INTRO: U.S. Secretary of Education Arnie Duncan and Governor Rick Snyder toured schools in Detroit this week. They inspected one of the 15 Detroit schools that’s part of the Educational Achievement Authority. Michigan Now’s Chris McCarus followed along. So did critics of the EAA.
This 5th grade teacher played a video and asked students to sing. This is Thirkell Elementary. Kwame Kilpatrick grew up one street away.
The classroom is regular sized. 20 journalists were told to stay together at one side. Governor Snyder walked in. He walked around to a couple of the kids’ desks. He asked them to read. We shot photos, video and audio up close of the kids and Snyder.
Another dozen officials in suits walked around the room. One man crouched down to eye level with a boy named Khalil Holiness who was seated at his desk. The man got positive answers by asking yes or no questions.
“We have many projects to keep us active in class,” Khalil said.
“Do you guys do a lot of projects versus worksheets?”
“Yes. We do more projects that worksheets?” Khalil said.
“Do you like that?” said the man, doing research on your own and trying to figure things out?
“Yes it helps me learn and how to be independent,” said Khalil.
The Educational Achievement Authority started last year in schools with low test scores. It’s designed to let students in the same room learn at their own speed. If they can do 9th grade math in 5th grade great. U.S. Education Secretary Arnie Duncan entered the classroom.
“My last thing. Do you guys have a good teacher? Why is she good?” asked Duncan.
“She exposes us to different types of learning,” said Jakaila Taylor. A boy said:
“while we’re learning she lets us have fun while we’re doing it.”
“Do you think teachers make a little money or a lot?” asked Secretary Duncan.
“A lot,” said several kids. The adults laughed.
The Secretary and the Governor led a troop of adults downstairs to another classroom. I asked 11 year old Jakaila Taylor what she thinks of her school.
“When I first came here I didn’t really know about it. But when I got used to it I got used to it, I feel really welcome, really safe and I think that it’s a really good school for people to come. If you are trying to find a really good school for your child you should come to Thirkell Elementary.”
When people jam into elevators they tend to stop talking, keep their hands at their sides and pop in breath freshening mints. That’s how close journalists and politicians were crammed together. Journalists got access. Politicians got spin.
Republicans in Lansing want a state wide EAA plan. Democrats say it’s wrong to expand the program without proof that it works. Public school districts and charter schools are regulated by the state board of education. But the EAA is regulated by the governor. Some democrats are warning that the EAA will become a parallel education system around the state. They warn that laws are being written so more money and students can be taken from public schools and placed into schools that are run like a business.

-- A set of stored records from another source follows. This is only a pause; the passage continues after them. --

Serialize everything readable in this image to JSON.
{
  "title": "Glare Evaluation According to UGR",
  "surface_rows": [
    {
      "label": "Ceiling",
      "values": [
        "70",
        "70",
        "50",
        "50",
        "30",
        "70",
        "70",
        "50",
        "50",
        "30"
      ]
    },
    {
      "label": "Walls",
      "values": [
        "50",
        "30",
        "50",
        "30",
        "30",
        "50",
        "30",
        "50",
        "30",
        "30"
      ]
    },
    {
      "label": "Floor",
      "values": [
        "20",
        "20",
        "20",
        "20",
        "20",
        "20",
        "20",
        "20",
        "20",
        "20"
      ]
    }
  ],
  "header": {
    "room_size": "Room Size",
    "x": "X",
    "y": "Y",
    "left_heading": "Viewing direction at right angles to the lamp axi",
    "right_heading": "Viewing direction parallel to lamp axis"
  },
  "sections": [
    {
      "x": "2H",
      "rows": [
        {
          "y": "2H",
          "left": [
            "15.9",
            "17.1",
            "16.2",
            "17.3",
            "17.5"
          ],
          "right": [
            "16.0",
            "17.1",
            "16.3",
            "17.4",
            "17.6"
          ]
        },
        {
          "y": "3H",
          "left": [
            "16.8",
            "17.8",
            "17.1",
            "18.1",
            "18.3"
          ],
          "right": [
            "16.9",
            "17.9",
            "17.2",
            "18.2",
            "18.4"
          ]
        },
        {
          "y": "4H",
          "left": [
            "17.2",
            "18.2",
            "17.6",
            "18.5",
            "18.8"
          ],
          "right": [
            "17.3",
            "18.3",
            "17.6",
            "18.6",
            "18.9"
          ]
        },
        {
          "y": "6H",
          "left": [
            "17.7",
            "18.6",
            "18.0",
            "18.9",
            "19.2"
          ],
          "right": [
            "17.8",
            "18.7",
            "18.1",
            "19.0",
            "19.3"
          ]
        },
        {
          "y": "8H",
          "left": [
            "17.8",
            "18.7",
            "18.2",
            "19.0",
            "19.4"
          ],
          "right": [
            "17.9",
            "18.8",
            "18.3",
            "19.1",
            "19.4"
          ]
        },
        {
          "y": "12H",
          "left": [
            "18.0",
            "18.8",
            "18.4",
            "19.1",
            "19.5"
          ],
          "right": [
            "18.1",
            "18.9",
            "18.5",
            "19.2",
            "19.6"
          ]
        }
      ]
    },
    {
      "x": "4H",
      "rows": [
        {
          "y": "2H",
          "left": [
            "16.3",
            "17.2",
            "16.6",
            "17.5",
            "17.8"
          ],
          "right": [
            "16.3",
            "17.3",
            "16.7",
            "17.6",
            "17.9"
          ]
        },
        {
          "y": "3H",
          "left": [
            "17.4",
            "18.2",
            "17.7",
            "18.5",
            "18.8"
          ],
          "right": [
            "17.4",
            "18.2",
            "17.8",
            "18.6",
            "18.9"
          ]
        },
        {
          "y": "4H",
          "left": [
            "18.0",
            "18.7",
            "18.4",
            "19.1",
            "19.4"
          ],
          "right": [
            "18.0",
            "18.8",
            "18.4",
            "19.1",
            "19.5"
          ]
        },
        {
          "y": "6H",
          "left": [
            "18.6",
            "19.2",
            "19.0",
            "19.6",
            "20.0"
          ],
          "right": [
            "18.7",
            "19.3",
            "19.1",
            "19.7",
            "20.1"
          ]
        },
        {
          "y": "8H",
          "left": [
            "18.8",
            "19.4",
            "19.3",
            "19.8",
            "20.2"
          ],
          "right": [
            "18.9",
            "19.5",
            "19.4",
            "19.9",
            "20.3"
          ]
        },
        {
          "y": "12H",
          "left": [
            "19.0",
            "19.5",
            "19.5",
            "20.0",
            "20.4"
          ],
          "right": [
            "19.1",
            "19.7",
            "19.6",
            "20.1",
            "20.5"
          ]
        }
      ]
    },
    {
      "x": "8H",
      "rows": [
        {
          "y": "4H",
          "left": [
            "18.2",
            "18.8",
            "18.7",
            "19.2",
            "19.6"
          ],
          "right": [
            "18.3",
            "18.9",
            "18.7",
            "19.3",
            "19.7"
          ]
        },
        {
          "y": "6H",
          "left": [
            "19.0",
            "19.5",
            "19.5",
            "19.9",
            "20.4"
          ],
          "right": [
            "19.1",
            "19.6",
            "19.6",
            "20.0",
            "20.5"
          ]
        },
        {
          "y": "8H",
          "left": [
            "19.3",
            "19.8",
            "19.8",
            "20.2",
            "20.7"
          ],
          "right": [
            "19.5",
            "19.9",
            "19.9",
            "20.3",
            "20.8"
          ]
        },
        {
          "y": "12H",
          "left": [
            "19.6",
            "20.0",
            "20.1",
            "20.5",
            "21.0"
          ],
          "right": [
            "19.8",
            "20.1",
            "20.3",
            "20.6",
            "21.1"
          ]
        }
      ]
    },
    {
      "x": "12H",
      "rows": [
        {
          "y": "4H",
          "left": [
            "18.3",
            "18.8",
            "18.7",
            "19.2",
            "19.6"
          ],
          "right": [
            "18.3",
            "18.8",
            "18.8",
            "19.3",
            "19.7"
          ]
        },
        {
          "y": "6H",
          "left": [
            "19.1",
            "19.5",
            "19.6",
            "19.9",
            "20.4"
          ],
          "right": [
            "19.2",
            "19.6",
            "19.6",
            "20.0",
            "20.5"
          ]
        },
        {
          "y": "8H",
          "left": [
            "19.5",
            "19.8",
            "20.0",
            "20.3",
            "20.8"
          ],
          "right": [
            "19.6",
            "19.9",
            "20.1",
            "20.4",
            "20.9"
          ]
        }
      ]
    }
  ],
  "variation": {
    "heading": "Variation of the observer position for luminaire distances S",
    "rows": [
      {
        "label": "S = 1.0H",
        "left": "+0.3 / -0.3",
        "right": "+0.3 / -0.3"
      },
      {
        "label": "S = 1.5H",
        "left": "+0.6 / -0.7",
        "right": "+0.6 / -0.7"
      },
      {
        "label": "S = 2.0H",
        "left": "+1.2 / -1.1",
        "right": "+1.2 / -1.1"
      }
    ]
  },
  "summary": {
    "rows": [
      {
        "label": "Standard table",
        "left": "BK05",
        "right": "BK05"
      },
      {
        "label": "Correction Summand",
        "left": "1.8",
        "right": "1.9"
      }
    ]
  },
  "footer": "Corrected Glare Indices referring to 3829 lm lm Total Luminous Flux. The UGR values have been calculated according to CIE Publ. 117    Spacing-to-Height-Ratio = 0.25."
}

“We know that what they are offering is an inferior product mandated by the governor’s office because all control of these 15 EAA schools is seated within the governor’s office.”
Democrat State representative Bert Johnson came to Thirkell Elementary. He delivered a letter to Secretary Duncan telling him not to support the EAA. I asked Johnson if racism is part of this process.
“There is a war on impoverished families and their children. What they have dreamed up in this EAA format… you know I don’t even have to touch the racism thing. A number of people see that as it is anyway and they don’t all look like me as a black man. It is an inferior product that is being sold to families who can’t get out of this community if they want to.”
We journalists got a cursory glance at the school and the children. It was difficult to see how the EAA curriculum is failing kids. But Senator Bert Johnson argues:
“There is a nexus between some of the failed policies that disproportionately impact people of color and people in high poverty and the fact that they receive an inferior education. This could not take place and take root in West Bloomfield, Grosse Pointe or Birmingham. This could not take place in more affluent areas.”
The bill to expand the Educational Achievement Authority state wide has been introduced by republican Lisa Posthumous Lyons. She’s the daughter of former Lieutenant governor Dick Posthumous. They’re from suburban Grand Rapids.